The existing linkage and visibility types don't accurately describe the scope
in which a virtual call could be made which uses a given vtable. This is
wider than the visibility of the type itself, because a virtual function call
could be made using a more-visible base class. I've added a new
!vcall_visibility metadata type to represent this, described in
TypeMetadata.rst. The internalization pass and libLTO have been updated to
change this metadata when linking is performed.

This doesn't currently work with ThinLTO, because it needs to see every call
to llvm.type.checked.load in the linkage unit. It might be possible to
extend this optimisation to be able to use the ThinLTO summary, as was done
for devirtualization, but until then that combination is rejected in the
clang driver.

To test this, I've written a fuzzer which generates random C++ programs with
complex class inheritance graphs, and virtual functions called through object
and function pointers of different types. The programs are spread across
multiple translation units and DSOs to test the different visibility
restrictions.

I've also tried doing bootstrap builds of LLVM to test this. This isn't
ideal, because only classes in anonymous namespaces can be optimised with
-fvisibility=default, and some parts of LLVM (plugins and bugpoint) do not
work correctly with -fvisibility=hidden. However, there are only 12 test
failures when building with -fvisibility=hidden (and an unmodified compiler),
and this change does not cause any new failures for either value of
-fvisibility.

On the 7 C++ sub-benchmarks of SPEC2006, this gives a geomean code-size
reduction of ~6%, over a baseline compiled with "-O2 -flto
-fvisibility=hidden -fwhole-program-vtables". The best cases are reductions
of ~14% in 450.soplex and 483.xalancbmk, and there are no code size
increases.

I've also run this on a set of 8 mbed-os examples compiled for Armv7M, which
show a geomean size reduction of ~3%, again with no size increases.

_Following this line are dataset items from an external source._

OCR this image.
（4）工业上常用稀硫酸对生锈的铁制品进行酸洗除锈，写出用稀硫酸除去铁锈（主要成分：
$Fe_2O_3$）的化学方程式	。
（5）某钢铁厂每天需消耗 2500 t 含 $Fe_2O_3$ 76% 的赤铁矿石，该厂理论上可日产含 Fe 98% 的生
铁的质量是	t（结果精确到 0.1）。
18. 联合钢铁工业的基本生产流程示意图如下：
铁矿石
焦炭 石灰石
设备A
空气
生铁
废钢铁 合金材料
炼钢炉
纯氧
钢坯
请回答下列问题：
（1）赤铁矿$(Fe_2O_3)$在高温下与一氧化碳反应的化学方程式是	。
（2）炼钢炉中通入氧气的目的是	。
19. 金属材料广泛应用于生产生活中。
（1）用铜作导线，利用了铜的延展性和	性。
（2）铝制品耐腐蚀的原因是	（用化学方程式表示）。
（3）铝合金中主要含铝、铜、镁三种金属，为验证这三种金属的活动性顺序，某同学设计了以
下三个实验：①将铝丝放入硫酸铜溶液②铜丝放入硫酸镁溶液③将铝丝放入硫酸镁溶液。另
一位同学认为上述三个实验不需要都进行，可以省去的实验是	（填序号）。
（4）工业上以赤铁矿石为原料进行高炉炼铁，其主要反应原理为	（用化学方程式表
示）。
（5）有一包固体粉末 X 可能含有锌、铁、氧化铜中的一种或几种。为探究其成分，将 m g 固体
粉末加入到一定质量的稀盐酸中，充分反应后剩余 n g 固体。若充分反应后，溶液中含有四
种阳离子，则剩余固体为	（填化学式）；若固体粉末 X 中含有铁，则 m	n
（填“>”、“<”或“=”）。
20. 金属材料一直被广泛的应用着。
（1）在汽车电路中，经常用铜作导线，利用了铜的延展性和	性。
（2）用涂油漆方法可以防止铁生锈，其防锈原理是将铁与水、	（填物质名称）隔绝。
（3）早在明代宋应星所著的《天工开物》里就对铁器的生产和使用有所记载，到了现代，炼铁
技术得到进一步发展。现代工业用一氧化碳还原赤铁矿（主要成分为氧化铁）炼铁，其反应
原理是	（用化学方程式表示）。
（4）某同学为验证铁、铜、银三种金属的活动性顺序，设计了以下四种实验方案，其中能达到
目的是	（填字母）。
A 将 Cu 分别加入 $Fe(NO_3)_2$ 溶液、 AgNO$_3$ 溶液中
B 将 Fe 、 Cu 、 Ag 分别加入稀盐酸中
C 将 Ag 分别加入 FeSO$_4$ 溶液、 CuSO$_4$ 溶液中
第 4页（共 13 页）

I had hoped that this would have no effect on performance, which would allow
it to awlays be enabled (when using -fwhole-program-vtables). However, the
changes in clang to use the llvm.type.checked.load intrinsic are causing ~1%
performance regression in the C++ parts of SPEC2006. It should be possible to
recover some of this perf loss by teaching optimisations about the
llvm.type.checked.load intrinsic, which would make it worth turning this on
by default (though it's still dependent on -fwhole-program-vtables).

Differential revision: https://reviews.llvm.org/D63932

llvm-svn: 374539

1 files changed, 154 insertions, 2 deletions

diff --git a/llvm/lib/Transforms/IPO/GlobalDCE.cpp b/llvm/lib/Transforms/IPO/GlobalDCE.cpp
index 86b7f3e49ee..0b14229ac62 100644
--- a/llvm/lib/Transforms/IPO/GlobalDCE.cpp
+++ b/llvm/lib/Transforms/IPO/GlobalDCE.cpp
@@ -17,9 +17,11 @@
 #include "llvm/Transforms/IPO/GlobalDCE.h"
 #include "llvm/ADT/SmallPtrSet.h"
 #include "llvm/ADT/Statistic.h"
+#include "llvm/Analysis/TypeMetadataUtils.h"
 #include "llvm/IR/Instructions.h"
 #include "llvm/IR/IntrinsicInst.h"
 #include "llvm/IR/Module.h"
+#include "llvm/IR/Operator.h"
 #include "llvm/Pass.h"
 #include "llvm/Transforms/IPO.h"
 #include "llvm/Transforms/Utils/CtorUtils.h"
@@ -29,10 +31,15 @@ using namespace llvm;
 
 #define DEBUG_TYPE "globaldce"
 
+static cl::opt<bool>
+    ClEnableVFE("enable-vfe", cl::Hidden, cl::init(true), cl::ZeroOrMore,
+                cl::desc("Enable virtual function elimination"));
+
 STATISTIC(NumAliases  , "Number of global aliases removed");
 STATISTIC(NumFunctions, "Number of functions removed");
 STATISTIC(NumIFuncs,    "Number of indirect functions removed");
 STATISTIC(NumVariables, "Number of global variables removed");
+STATISTIC(NumVFuncs,    "Number of virtual functions removed");
 
 namespace {
   class GlobalDCELegacyPass : public ModulePass {
@@ -118,6 +125,15 @@ void GlobalDCEPass::UpdateGVDependencies(GlobalValue &GV) {
     ComputeDependencies(User, Deps);
   Deps.erase(&GV); // Remove self-reference.
   for (GlobalValue *GVU : Deps) {
+    // If this is a dep from a vtable to a virtual function, and we have
+    // complete information about all virtual call sites which could call
+    // though this vtable, then skip it, because the call site information will
+    // be more precise.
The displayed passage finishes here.